Tidak perlu berlama-lama memendam kesedihan dalam hatimu. Banyak yang tak menyadari, ternyata setan senang melihat seorang mukmin bersedih. Ia amat menginginkan kesedihan itu ada pada orang-orang beriman. Allah ‘azzawajalla mengabarkan dalam firmanNya,
إِنَّمَا النَّجْوَىٰ مِنَ الشَّيْطَانِ لِيَحْزُنَ الَّذِينَ آمَنُوا وَلَيْسَ بِضَارِّهِمْ شَيْئًا إِلَّا بِإِذْنِ اللَّهِ ۚ وَعَلَى اللَّهِ فَلْيَتَوَكَّلِ الْمُؤْمِنُونَ
“Sesungguhnya pembicaraan bisik-bisik itu hanyalah dorongan dari setan.
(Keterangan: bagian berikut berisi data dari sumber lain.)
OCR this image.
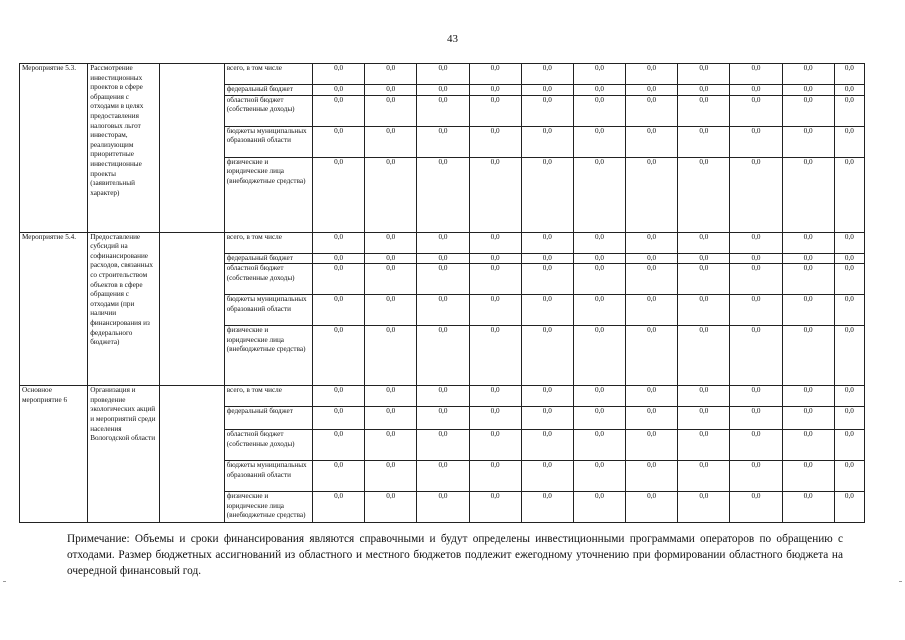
43
Мероприятие 5.3.	Рассмотрение инвестиционных проектов в сфере обращения с отходами в целях предоставления налоговых льгот инвесторам, реализующим приоритетные инвестиционные проекты (заявительный характер)		всего, в том числе	0,0	0,0	0,0	0,0	0,0	0,0	0,0	0,0	0,0	0,0	0,0
			федеральный бюджет	0,0	0,0	0,0	0,0	0,0	0,0	0,0	0,0	0,0	0,0	0,0
			областной бюджет (собственные доходы)	0,0	0,0	0,0	0,0	0,0	0,0	0,0	0,0	0,0	0,0	0,0
			бюджеты муниципальных образований области	0,0	0,0	0,0	0,0	0,0	0,0	0,0	0,0	0,0	0,0	0,0
			физические и юридические лица (внебюджетные средства)	0,0	0,0	0,0	0,0	0,0	0,0	0,0	0,0	0,0	0,0	0,0
Мероприятие 5.4.	Предоставление субсидий на софинансирование расходов, связанных со строительством объектов в сфере обращения с отходами (при наличии финансирования из федерального бюджета)		всего, в том числе	0,0	0,0	0,0	0,0	0,0	0,0	0,0	0,0	0,0	0,0	0,0
			федеральный бюджет	0,0	0,0	0,0	0,0	0,0	0,0	0,0	0,0	0,0	0,0	0,0
			областной бюджет (собственные доходы)	0,0	0,0	0,0	0,0	0,0	0,0	0,0	0,0	0,0	0,0	0,0
			бюджеты муниципальных образований области	0,0	0,0	0,0	0,0	0,0	0,0	0,0	0,0	0,0	0,0	0,0
			физические и юридические лица (внебюджетные средства)	0,0	0,0	0,0	0,0	0,0	0,0	0,0	0,0	0,0	0,0	0,0
Основное мероприятие 6	Организация и проведение экологических акций и мероприятий среди населения Вологодской области		всего, в том числе	0,0	0,0	0,0	0,0	0,0	0,0	0,0	0,0	0,0	0,0	0,0
			федеральный бюджет	0,0	0,0	0,0	0,0	0,0	0,0	0,0	0,0	0,0	0,0	0,0
			областной бюджет (собственные доходы)	0,0	0,0	0,0	0,0	0,0	0,0	0,0	0,0	0,0	0,0	0,0
			бюджеты муниципальных образований области	0,0	0,0	0,0	0,0	0,0	0,0	0,0	0,0	0,0	0,0	0,0
			физические и юридические лица (внебюджетные средства)	0,0	0,0	0,0	0,0	0,0	0,0	0,0	0,0	0,0	0,0	0,0
Примечание: Объемы и сроки финансирования являются справочными и будут определены инвестиционными программами операторов по обращению с отходами. Размер бюджетных ассигнований из областного и местного бюджетов подлежит ежегодному уточнению при формировании областного бюджета на очередной финансовый год.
Supaya menjadikan hati orang-orang beriman sedih. Padahal pembicaraan rahasia untuk menggunjing tidak akan merugikan orang-orang beriman sedikitpun, kecuali dengan kehendak Allah. Hanya kepada Allah-lah hendaknya orang-orang yang beriman bertawakkal” (QS. Al-Mujadilah: 10).
Tahukah anda wahai pembaca sekalian. Ternyata bila kita amati, kata-kata sedih dalam Al-Qurán tidaklah datang kecuali dalam konteks larangan atau kalimat negatif (peniadaan). Sebagaimana yang dijelaskan Ibnul Qoyyim rahimahullah dalam bukunya Madaarijus Saalikiin.
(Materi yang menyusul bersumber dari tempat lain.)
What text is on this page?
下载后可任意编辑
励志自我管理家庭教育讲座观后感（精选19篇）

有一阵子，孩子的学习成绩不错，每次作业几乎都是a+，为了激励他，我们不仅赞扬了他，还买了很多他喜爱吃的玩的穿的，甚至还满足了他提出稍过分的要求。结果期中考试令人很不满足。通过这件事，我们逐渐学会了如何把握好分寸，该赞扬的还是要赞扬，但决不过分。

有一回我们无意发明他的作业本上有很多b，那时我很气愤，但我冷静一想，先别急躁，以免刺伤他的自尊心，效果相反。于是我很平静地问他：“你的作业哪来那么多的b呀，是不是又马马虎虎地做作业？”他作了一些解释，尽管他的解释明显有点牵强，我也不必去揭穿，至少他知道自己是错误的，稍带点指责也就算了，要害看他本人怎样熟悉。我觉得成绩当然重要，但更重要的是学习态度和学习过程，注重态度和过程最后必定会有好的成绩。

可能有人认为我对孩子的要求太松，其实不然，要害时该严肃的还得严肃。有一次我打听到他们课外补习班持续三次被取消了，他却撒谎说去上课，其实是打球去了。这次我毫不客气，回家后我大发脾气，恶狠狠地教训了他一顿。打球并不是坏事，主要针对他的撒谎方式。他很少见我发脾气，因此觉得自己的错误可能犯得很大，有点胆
Dalam konteks larangan, misalnya adalah firman Allah ‘azza wa jalla,
وَلَا تَهِنُوا وَلَا تَحْزَنُوا وَأَنْتُمُ الْأَعْلَوْنَ إِنْ كُنْتُمْ مُؤْمِنِينَ
“Janganlah kamu lemah, dan janganlah (pula) kamu bersedih hati, karena kamulah orang-orang yang paling tinggi (derajatnya), jika kamu orang-orang yang beriman” (QS. Ali Imran: 139).
وَلَا تَحْزَنْ عَلَيْهِمْ
“Dan janganlah kamu berduka cita terhadap mereka” (QS. An-Nahl: 127). Beberapa ayat juga berbunyi senada.
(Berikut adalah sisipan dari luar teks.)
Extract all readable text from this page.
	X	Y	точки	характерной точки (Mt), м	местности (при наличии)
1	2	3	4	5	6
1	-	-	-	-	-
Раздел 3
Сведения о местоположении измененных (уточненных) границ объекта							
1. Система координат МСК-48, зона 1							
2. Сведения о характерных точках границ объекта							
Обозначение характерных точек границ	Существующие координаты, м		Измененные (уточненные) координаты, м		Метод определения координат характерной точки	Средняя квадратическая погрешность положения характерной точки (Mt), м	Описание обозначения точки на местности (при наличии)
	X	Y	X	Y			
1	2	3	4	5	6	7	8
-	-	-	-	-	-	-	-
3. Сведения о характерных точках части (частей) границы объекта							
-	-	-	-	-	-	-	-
Kemudian firman Allah ta’ala,
لَا تَحْزَنْ إِنَّ اللَّهَ مَعَنَا ۖ
“Janganlah kamu berduka cita, sesungguhnya Allah beserta kita” (QS. At-Taubah: 40)
Adapun dalam konteks kalimat negatif (peniadaan) misalnya firman Allah ta’ala,
لَا خَوْفٌ عَلَيْهِمْ وَلَا هُمْ يَحْزَنُونَ
“Mereka tidak ada kekhawatiran terhadap mereka dan tidak (pula) mereka bersedih hati” (QS. Al-Baqarah: 38)
Apa rahasia dari semua ini? Ibnul Qoyyim rahimahullah menjelaskan,
وسر ذلك أن الحزن موقف غير مسير، ولا مصلحة فيه للقلب، وأحب شيء إلى الشيطان :أن يحزن العبد ليقطعه عن سيره ويوقفه عن سلوكه، قال الله تعالى : {إِنَّمَا النَّجْوَى مِنَ الشَّيْطَانِ لِيَحْزُنَ الَّذِينَ آمَنُوا }
Rahasianya adalah, karena kesedihan adalah keadaan yang tidak menyenangkan, tidak ada maslahat bagi hati. Suatu hal yang paling disenangi setan adalah, membuat sedih hati seorang hamba. Hingga menghentikannya dari rutinitas amalnya dan menahannya dari kebiasaan baiknya. Allah subhanahu wa ta’ala berfirman,
إِنَّمَا النَّجْوَىٰ مِنَ الشَّيْطَانِ لِيَحْزُنَ الَّذِينَ آمَنُوا
“Sesungguhnya pembicaraan bisik-bisik itu adalah dari syaitan, supaya orang-orang yang beriman itu berduka cita” ([QS. Al-Mujadalah: 10]. Madaarijus Saalikiin hal: 1285).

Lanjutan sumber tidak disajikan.